To solve this problem I used Geocoding, which is the process of finding geographic coordinates from other geographic data I downloaded, from the street addresses of the schools to locate and label their locations in the city limits of Berkeley. Since there were only two Berkeley Bowls I manually found their streets on the map and made an educated guess of where they should be located. Once they were labeled I added a 400-meter buffer zone around each one to see if any neighborhoods were both 400 meters from a school and from a Berkeley Bowl. In the final result there were multiple neighborhoods that overlapped with both preferences. The schools that were located near the Berkeley Bowl west were Sunshine Pre-School and Ecole Bilingua de Berkeley and near the original Berkeley bowl were Longfellow Middle School, LeConte Elementary, and Malcolm X Elementary. Now the family can do research on theses schools to make their final decision.

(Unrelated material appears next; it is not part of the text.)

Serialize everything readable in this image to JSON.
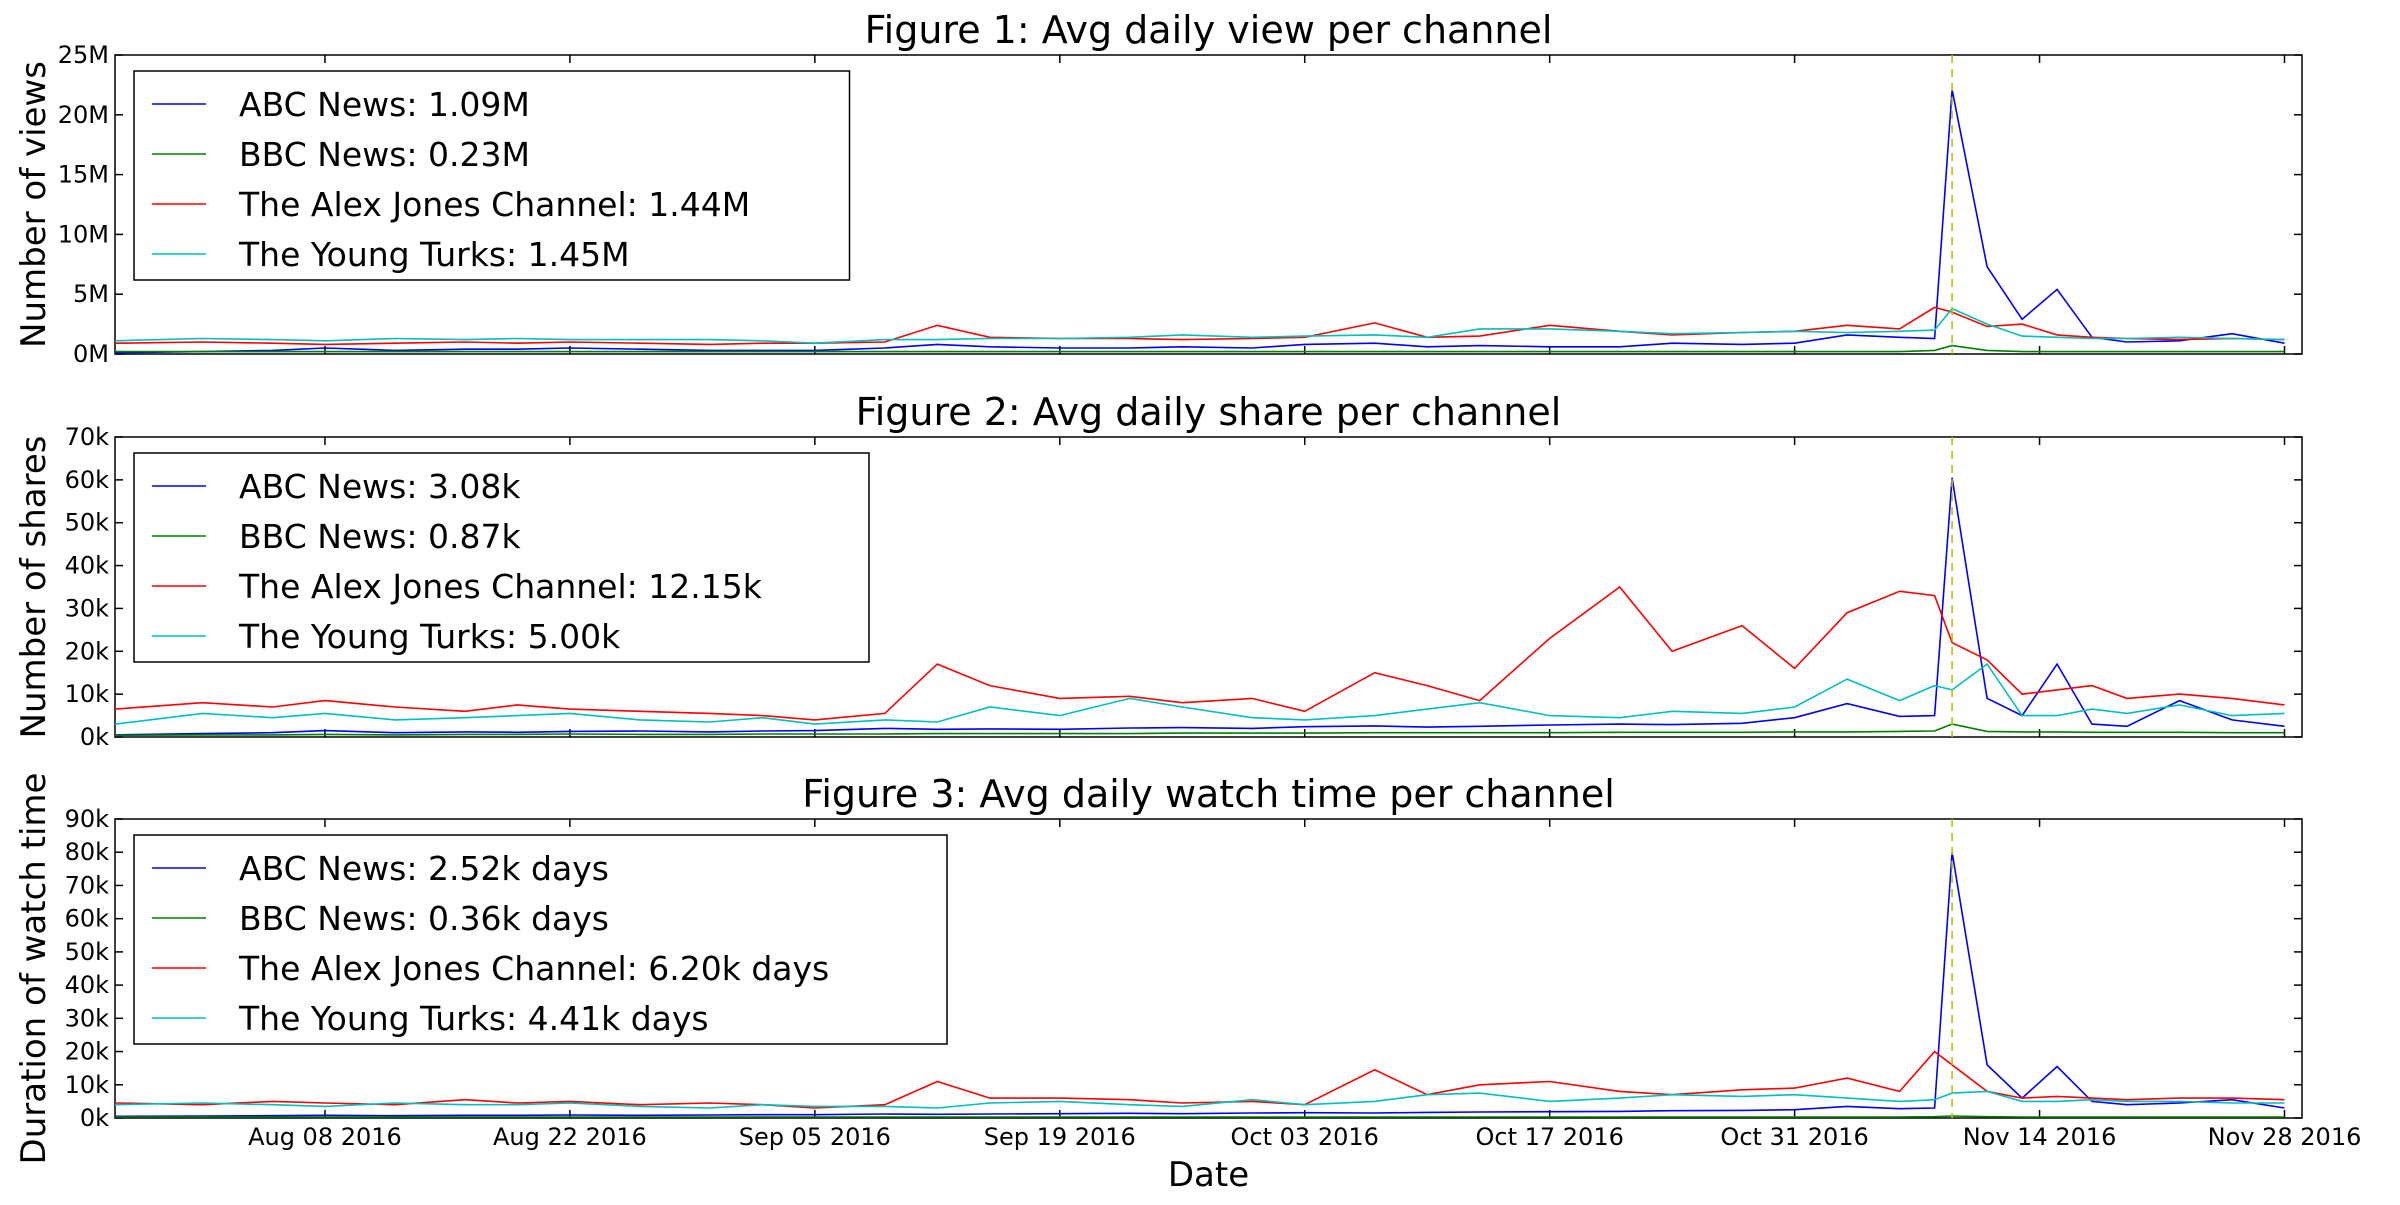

Geocoding facilitated the narrowing down of the right neighborhoods to live in, and thus the solution to the problem. There are a lot of schools in Berkeley and as I experienced from the two Berkeley Bowls, manually locating the address of every school on a map would take a sufficient amount of energy and time. Geocoding allowed me to take information from an excel sheet and visualize it directly onto the GIS data of Berkeley that I had already uploaded onto the GIS software. The type of geocoding I used is called address interpolation. Since the GIS data already had the street network data, the geocoding matched with only some small problems appearing.

Although my topic only needed to be relatively accurate, one of the major barriers in geocoding is the lack of exact accuracy. Accuracy is extremely important when professionals use geocoding. An ambulance can’t only rely on geocoding because they may end up close to, but in the wrong place. As geocoding becomes increasingly more important to business, the accuracy of the street data and geocoding will only improve and it will become ever more important.